Photo of the Week: 55 West Monroe



(Bartholomew Photo)


Address: 55 West Monroe, Chicago, Illinois
Architect:  Helmut Jahn for C. F. Murphy Associates
Construction Finish:  1980
Height:  45 stories; 495 feet (151 meters)
Space:  1,528,000 square feet; 41,500 square feet per floor


About the Architect
Helmut Jahn came to Chicago in 1966 after studying at the Technical University of Munich.  He began work at the Illinois Institute of Technology, studying under Ludwig Mies van der Rohe, the master of the mid-century modernist style.  Jahn joined C. F. Murphy Associates in 1967 and was named Executive Vice-President and Director of Design for the firm.  The firm was renamed Murphy/Jahn in 1985.


Since Murphy worked for Peirce Anderson and since Anderson worked for Daniel Burnham, Helmut Jahn's practice is a direct descendant of the Burnham firm.


About the Building
Originally planned as two towers, filling up the block between Clark, Dearborn, Adams and Monroe, the plan was scaled back when the Italian Village declined offers to sell its property.  The result was this single reinforced concrete concrete building which attracted Xerox as its principal tenant.  When the building opened it was known as the Xerox Building.


This was the first of Helmut Jahn's major projects in Chicago.  55 West Monroe holds its own on a corner in which it faces two iconic neighbors -- the soaring parabola of Chase Bank to the north and the stainless steel glamor of the landmarked Inland Steel Building, diagonally across Dearborn.


An interesting feature of the building is that as it rounds the corner at Dearborn and Monroe, its windows change to accommodate differences in norther and southern sunlight.  The southern wall is 75% glass while the eastern wall is only 55% glass.

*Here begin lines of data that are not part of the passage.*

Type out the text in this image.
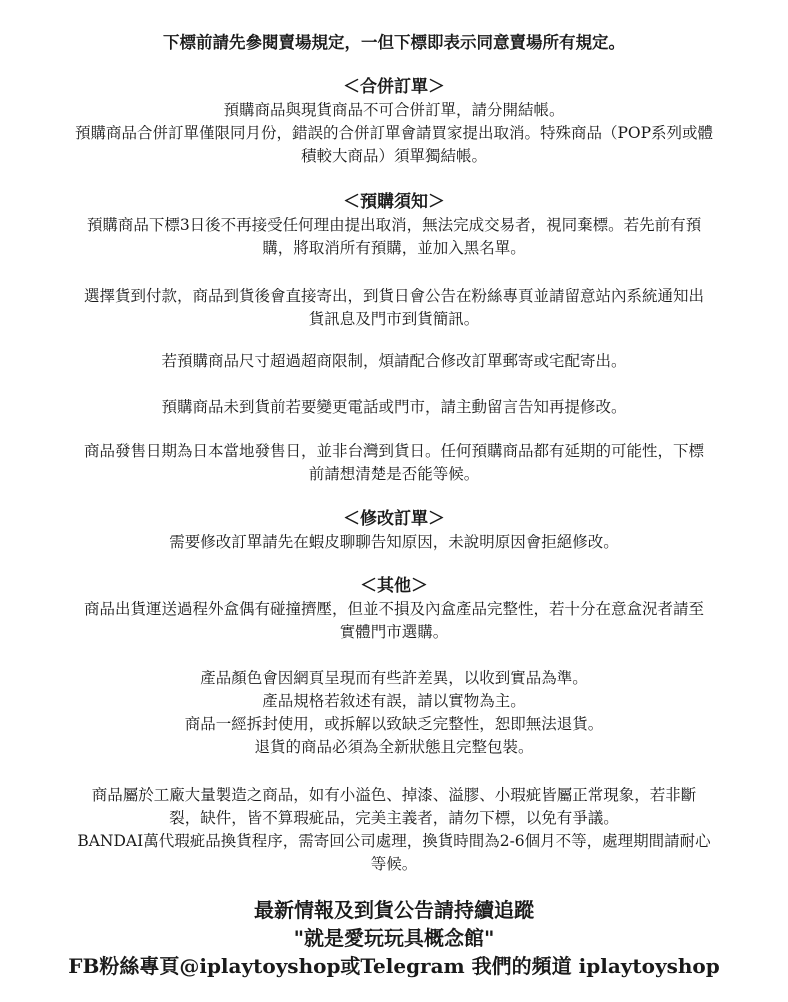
下標前請先參閱賣場規定，一但下標即表示同意賣場所有規定。

＜合併訂單＞

預購商品與現貨商品不可合併訂單，請分開結帳。

預購商品合併訂單僅限同月份，錯誤的合併訂單會請買家提出取消。特殊商品（POP系列或體

積較大商品）須單獨結帳。

＜預購須知＞

預購商品下標3日後不再接受任何理由提出取消，無法完成交易者，視同棄標。若先前有預

購，將取消所有預購，並加入黑名單。

選擇貨到付款，商品到貨後會直接寄出，到貨日會公告在粉絲專頁並請留意站內系統通知出

貨訊息及門市到貨簡訊。

若預購商品尺寸超過超商限制，煩請配合修改訂單郵寄或宅配寄出。

預購商品未到貨前若要變更電話或門市，請主動留言告知再提修改。

商品發售日期為日本當地發售日，並非台灣到貨日。任何預購商品都有延期的可能性，下標

前請想清楚是否能等候。

＜修改訂單＞

需要修改訂單請先在蝦皮聊聊告知原因，未說明原因會拒絕修改。

＜其他＞

商品出貨運送過程外盒偶有碰撞擠壓，但並不損及內盒產品完整性，若十分在意盒況者請至

實體門市選購。

產品顏色會因網頁呈現而有些許差異，以收到實品為準。

產品規格若敘述有誤，請以實物為主。

商品一經拆封使用，或拆解以致缺乏完整性，恕即無法退貨。

退貨的商品必須為全新狀態且完整包裝。

商品屬於工廠大量製造之商品，如有小溢色、掉漆、溢膠、小瑕疵皆屬正常現象，若非斷

裂，缺件，皆不算瑕疵品，完美主義者，請勿下標，以免有爭議。

BANDAI萬代瑕疵品換貨程序，需寄回公司處理，換貨時間為2-6個月不等，處理期間請耐心

等候。

最新情報及到貨公告請持續追蹤

"就是愛玩玩具概念館"

FB粉絲專頁@iplaytoyshop或Telegram 我們的頻道 iplaytoyshop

Just two block north of Mies's Federal Center, the building breaks with the taut order of Miesian modernism.  Instead of using steel, Jahn chose reinforced concrete for the building's structure.  While its reflective glass curtain wall references mid-century modernism, it shows the exposed rows of columns of that style only as it rounds the corner.  Only at the entrance to the building are the columns exposed and the building's structure revealed.